The annual proxy for this service provider of core and fluid analysis for the petroleum industry had the following proposals:
- Proforma votes on directors, appointment of auditors, and compensation
- Proforma European-style votes on approval of accounts and annual confirmation of authorities
Magni voted as follows
- For and against proforma proposals:
-For directors – The board has a majority of independent directors and some have CEO/CFO experience with other companies. The compensation of directors is disclosed with a meaningful portion in equity where the equity has restrictions to align director incentives with long-term value creation.
-For auditors – There appear to be no controversies with the financial statements of the company.
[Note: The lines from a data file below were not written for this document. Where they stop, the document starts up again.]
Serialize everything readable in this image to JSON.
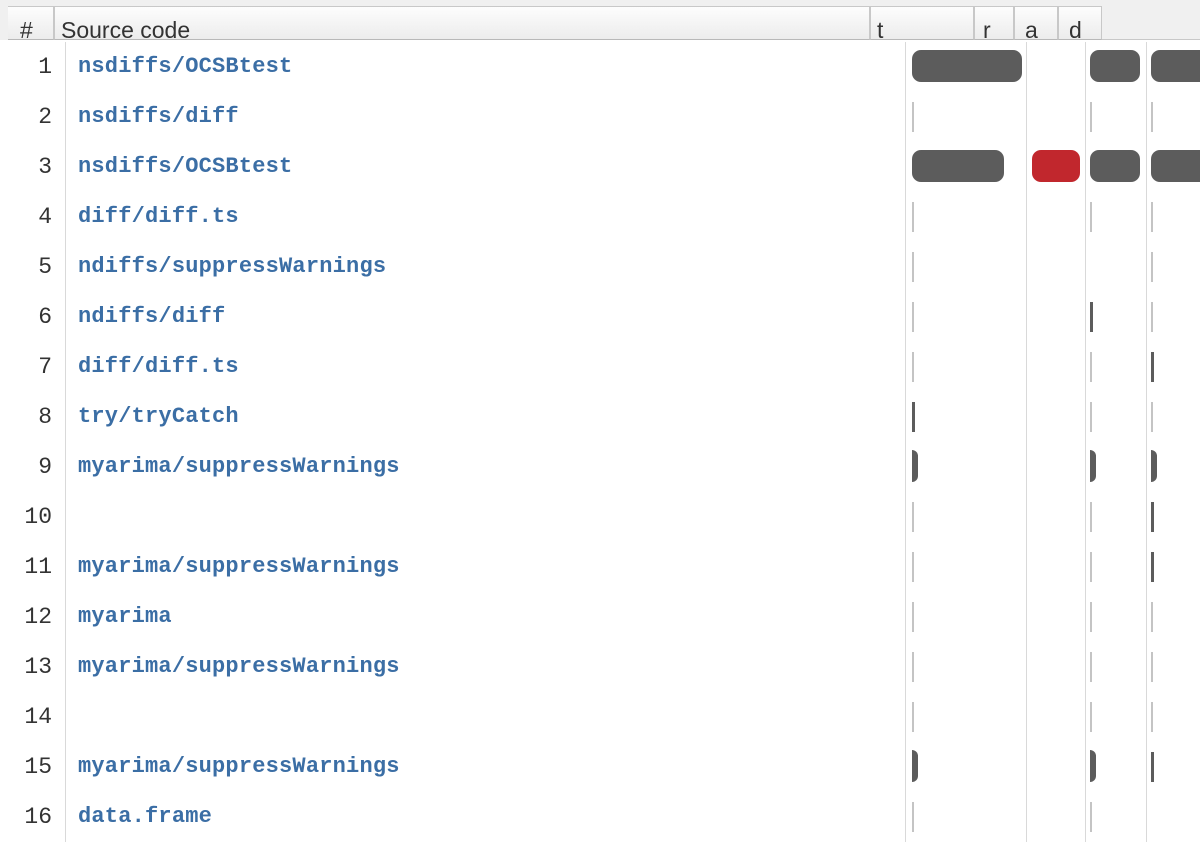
{
  "header": {
    "num": "#",
    "source": "Source code",
    "t": "t",
    "r": "r",
    "a": "a",
    "d": "d"
  },
  "rows": [
    {
      "num": "1",
      "code": "nsdiffs/OCSBtest",
      "t": "bar-large",
      "a": "none",
      "d": "bar",
      "e": "bar"
    },
    {
      "num": "2",
      "code": "nsdiffs/diff",
      "t": "tick",
      "a": "none",
      "d": "tick",
      "e": "tick"
    },
    {
      "num": "3",
      "code": "nsdiffs/OCSBtest",
      "t": "bar-medium",
      "a": "red-bar",
      "d": "bar",
      "e": "bar"
    },
    {
      "num": "4",
      "code": "diff/diff.ts",
      "t": "tick",
      "a": "none",
      "d": "tick",
      "e": "tick"
    },
    {
      "num": "5",
      "code": "ndiffs/suppressWarnings",
      "t": "tick",
      "a": "none",
      "d": "none",
      "e": "tick"
    },
    {
      "num": "6",
      "code": "ndiffs/diff",
      "t": "tick",
      "a": "none",
      "d": "thin",
      "e": "tick"
    },
    {
      "num": "7",
      "code": "diff/diff.ts",
      "t": "tick",
      "a": "none",
      "d": "tick",
      "e": "thin"
    },
    {
      "num": "8",
      "code": "try/tryCatch",
      "t": "thin",
      "a": "none",
      "d": "tick",
      "e": "tick"
    },
    {
      "num": "9",
      "code": "myarima/suppressWarnings",
      "t": "stub",
      "a": "none",
      "d": "stub",
      "e": "stub"
    },
    {
      "num": "10",
      "code": "",
      "t": "tick",
      "a": "none",
      "d": "tick",
      "e": "thin"
    },
    {
      "num": "11",
      "code": "myarima/suppressWarnings",
      "t": "tick",
      "a": "none",
      "d": "tick",
      "e": "thin"
    },
    {
      "num": "12",
      "code": "myarima",
      "t": "tick",
      "a": "none",
      "d": "tick",
      "e": "tick"
    },
    {
      "num": "13",
      "code": "myarima/suppressWarnings",
      "t": "tick",
      "a": "none",
      "d": "tick",
      "e": "tick"
    },
    {
      "num": "14",
      "code": "",
      "t": "tick",
      "a": "none",
      "d": "tick",
      "e": "tick"
    },
    {
      "num": "15",
      "code": "myarima/suppressWarnings",
      "t": "stub",
      "a": "none",
      "d": "stub",
      "e": "thin"
    },
    {
      "num": "16",
      "code": "data.frame",
      "t": "tick",
      "a": "none",
      "d": "tick",
      "e": "none"
    }
  ]
}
-Against compensation – The proxy materials did not disclose any shareholder engagement efforts. The peer group was listed. The criteria for the peer group were competitors of similar size, but the metrics and numerical range for each of those metrics when determining “similar size” was not listed. Schlumberger was designated as a company of interest, but not in the peer group. The role of Schlumberger data in the compensation program was not disclosed.
- For European proforma proposals. Under US laws and regulations, these matters are handled by the board, thus the topics do not warrant votes by shareholders of US companies. Magni usually votes in support of these topics, unless some controversy or issue has arisen that requires additional investigation or justifies a vote against. No material controversies or issues were identified.